Ok giunta regionale,atto proposto da assessori Castelli e Aguzzi

(ANSA) - ANCONA, 09 APR - La Regione Marche ha approvato i criteri per un bando da 30 milioni di euro per interventi di edilizia residenziale sociale nei territori danneggiati dal sisma 2016/2017. Il provvedimento proposto dagli assessori all'Edilizia residenziale pubblica Stefano Aguzzi e alla Ricostruzione Guido Castelli è stato approvato questa mattina dalla giunta ed ora passa al Consiglio delle Autonomie Locali per la richiesta di parere. In base ai criteri approvati dalla giunta, fa sapere la Regione, "sono ammessi a presentare le proposte di intervento: i singoli comuni del cratere sismico; Erap Marche, per interventi da realizzare nei comuni del cratere sismico. "Siamo molto soddisfatti - commenta Aguzzi - di poter presto aprire questo bando. L'edilizia residenziale sociale, da non confondere con l'edilizia residenziale pubblica, si colloca a metà tra l'edilizia popolare e le proprietà private vendute o affittate a prezzo di mercato. L'obiettivo principale di questa edilizia sociale - spiega - è fornire alloggi con ottimi standard di qualità, sicurezza e sostenibilità energetica e ambientale, a canone calmierato, che non superi il 25%-30% dello stipendio. Inoltre, questo tipo di intervento è caratterizzato da progetti di tipo sociale che hanno lo scopo di sviluppare l'integrazione tra gli abitanti, come ad esempio l'utilizzo di spazi e servizi comuni". "L'atto - ricorda Castelli - è propedeutico al bando e dà le indicazioni per l'individuazione degli interventi di social housing nelle zone del cratere sismico che, dopo l'emergenza legata al terremoto, hanno subito anche quella sanitaria legata al Covid e hanno visto aggravarsi ulteriormente la crisi sociale. Anche questa iniziativa dunque, rientra nell'ambito delle azioni che la giunta Acquaroli sta mettendo in campo per imprimere una decisa accelerazione alla Ricostruzione. Ricostruzione che non può però prescindere da una rigenerazione sociale ed economica.
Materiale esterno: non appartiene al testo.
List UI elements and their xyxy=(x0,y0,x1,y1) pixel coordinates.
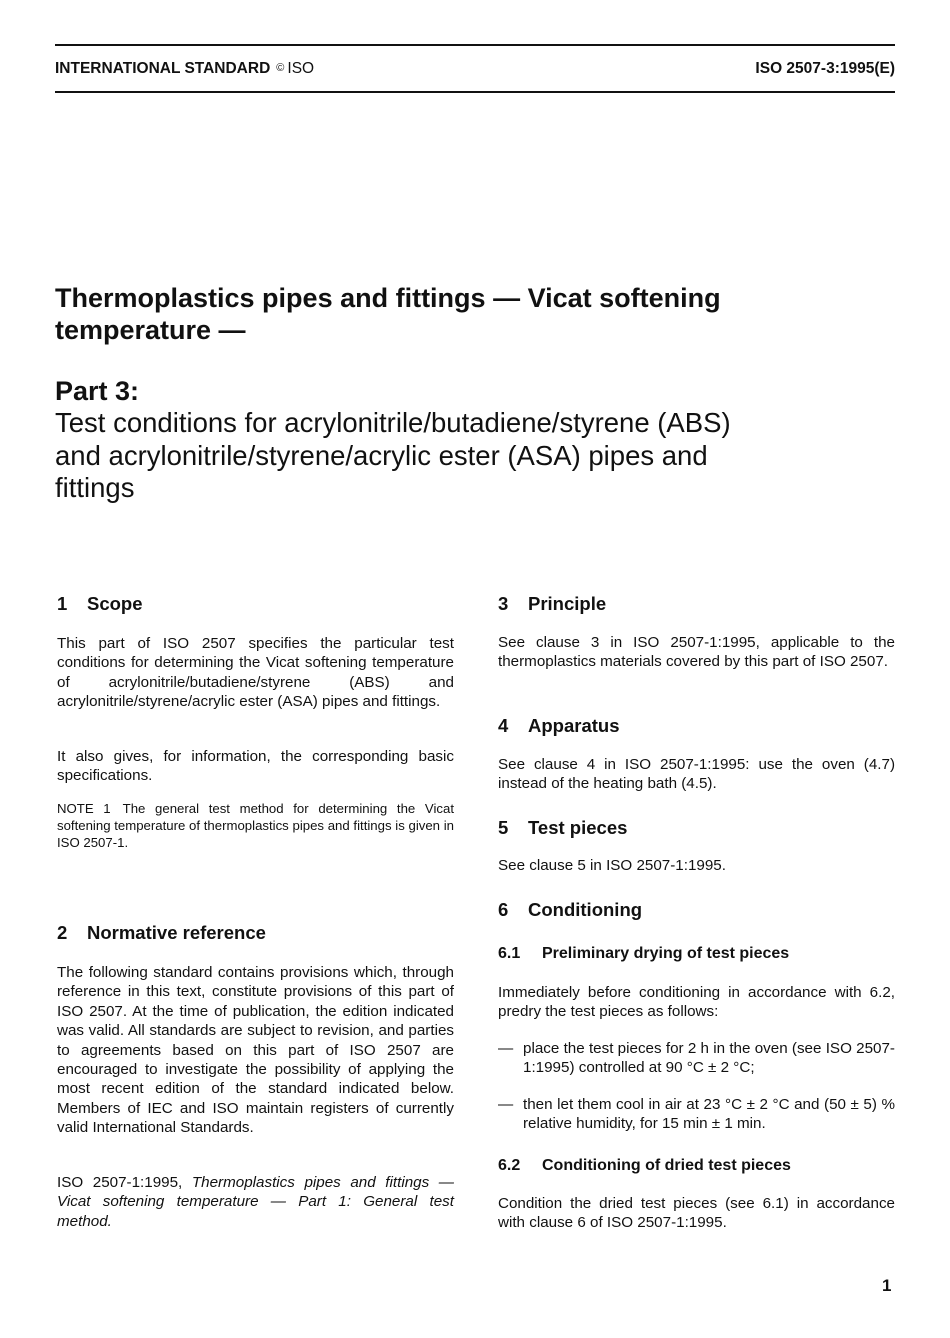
section-number: 6 xyxy=(498,899,509,920)
header-standard-label: INTERNATIONAL STANDARD xyxy=(55,60,271,77)
section-number: 1 xyxy=(57,593,68,614)
part-title-line-1: Test conditions for acrylonitrile/butadiene/styrene (ABS) xyxy=(55,407,731,438)
document-title xyxy=(55,282,895,346)
subsection-title: Preliminary drying of test pieces xyxy=(542,945,790,962)
section-heading-scope xyxy=(57,593,143,615)
part-title xyxy=(55,407,855,505)
dash-marker: — xyxy=(498,1040,514,1057)
principle-paragraph: See clause 3 in ISO 2507-1:1995, applicable to the thermoplastics materials covered by this part of ISO 2507. xyxy=(498,634,895,671)
subsection-number: 6.1 xyxy=(498,945,521,962)
apparatus-paragraph: See clause 4 in ISO 2507-1:1995: use the oven (4.7) instead of the heating bath (4.5). xyxy=(498,756,895,793)
reference-id: ISO 2507-1:1995, xyxy=(57,1174,183,1191)
page-number: 1 xyxy=(882,1276,892,1295)
scope-paragraph-1: This part of ISO 2507 specifies the particular test conditions for determining the Vicat softening temperature of acrylonitrile/butadiene/styrene (ABS) and acrylonitrile/styrene/acrylic ester (ASA) pipes and fittings. xyxy=(57,635,454,711)
scope-paragraph-2: It also gives, for information, the corresponding basic specifications. xyxy=(57,748,454,785)
section-heading-principle xyxy=(498,593,606,615)
section-number: 3 xyxy=(498,593,509,614)
section-title: Normative reference xyxy=(87,922,266,943)
part-title-line-3: fittings xyxy=(55,472,135,503)
section-heading-apparatus xyxy=(498,715,620,737)
list-item xyxy=(498,1039,895,1078)
running-header xyxy=(55,60,895,82)
header-document-id: ISO 2507-3:1995(E) xyxy=(755,60,895,77)
normative-reference-citation xyxy=(57,1173,454,1231)
section-number: 4 xyxy=(498,715,509,736)
scope-note xyxy=(57,801,454,851)
subsection-heading-6-1 xyxy=(498,945,789,963)
list-item-text: then let them cool in air at 23 °C ± 2 °C and (50 ± 5) % relative humidity, for 15 min ± 1 min. xyxy=(523,1096,895,1133)
reference-title: Thermoplastics pipes and fittings — Vicat softening temperature — Part 1: General test method. xyxy=(57,1174,454,1230)
section-title: Conditioning xyxy=(528,899,643,920)
header-bottom-rule xyxy=(55,91,895,93)
part-title-line-2: and acrylonitrile/styrene/acrylic ester (ASA) pipes and xyxy=(55,439,708,471)
list-item xyxy=(498,1095,895,1134)
title-line-1: Thermoplastics pipes and fittings — Vicat softening xyxy=(55,283,721,313)
section-number: 5 xyxy=(498,817,509,838)
test-pieces-paragraph: See clause 5 in ISO 2507-1:1995. xyxy=(498,857,726,874)
section-title: Apparatus xyxy=(528,715,620,736)
list-item-text: place the test pieces for 2 h in the oven (see ISO 2507-1:1995) controlled at 90 °C ± 2 °C; xyxy=(523,1040,895,1077)
section-heading-conditioning xyxy=(498,899,642,921)
header-org: ISO xyxy=(287,60,315,77)
section-number: 2 xyxy=(57,922,68,943)
note-text: The general test method for determining the Vicat softening temperature of thermoplastics pipes and fittings is given in ISO 2507-1. xyxy=(57,801,454,850)
section-heading-test-pieces xyxy=(498,817,627,839)
subsection-title: Conditioning of dried test pieces xyxy=(542,1157,791,1174)
drying-paragraph: Immediately before conditioning in accordance with 6.2, predry the test pieces as follows: xyxy=(498,984,895,1021)
note-label: NOTE 1 xyxy=(57,801,111,816)
header-left xyxy=(55,60,314,78)
section-heading-normative-reference xyxy=(57,922,266,944)
section-title: Test pieces xyxy=(528,817,628,838)
part-label: Part 3: xyxy=(55,376,140,406)
dash-marker: — xyxy=(498,1096,514,1113)
conditioning-dried-paragraph: Condition the dried test pieces (see 6.1) in accordance with clause 6 of ISO 2507-1:1995. xyxy=(498,1195,895,1232)
title-line-2: temperature — xyxy=(55,315,246,345)
normative-paragraph-1: The following standard contains provisions which, through reference in this text, constitute provisions of this part of ISO 2507. At the time of publication, the edition indicated was valid. All standards are subject to revision, and parties to agreements based on this part of ISO 2507 are encouraged to investigate the possibility of applying the most recent edition of the standard indicated below. Members of IEC and ISO maintain registers of currently valid International Standards. xyxy=(57,964,454,1137)
subsection-number: 6.2 xyxy=(498,1157,521,1174)
header-top-rule xyxy=(55,44,895,46)
copyright-symbol: © xyxy=(276,62,285,74)
subsection-heading-6-2 xyxy=(498,1157,791,1175)
section-title: Principle xyxy=(528,593,607,614)
section-title: Scope xyxy=(87,593,143,614)
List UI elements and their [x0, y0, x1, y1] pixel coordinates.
L'intento generale del bando è infatti - afferma - rafforzare l'offerta di abitazioni sociali nei Comuni del cratere sismico a più alta tensione abitativa per tutte quelle famiglie o coppie non proprietarie che non possono permettersi una casa a prezzo di mercato, ma non hanno le caratteristiche per accedere all'edilizia popolare. Bene quindi ricostruire le case, ma cerchiamo anche soluzioni per le fasce più svantaggiate della società". (ANSA).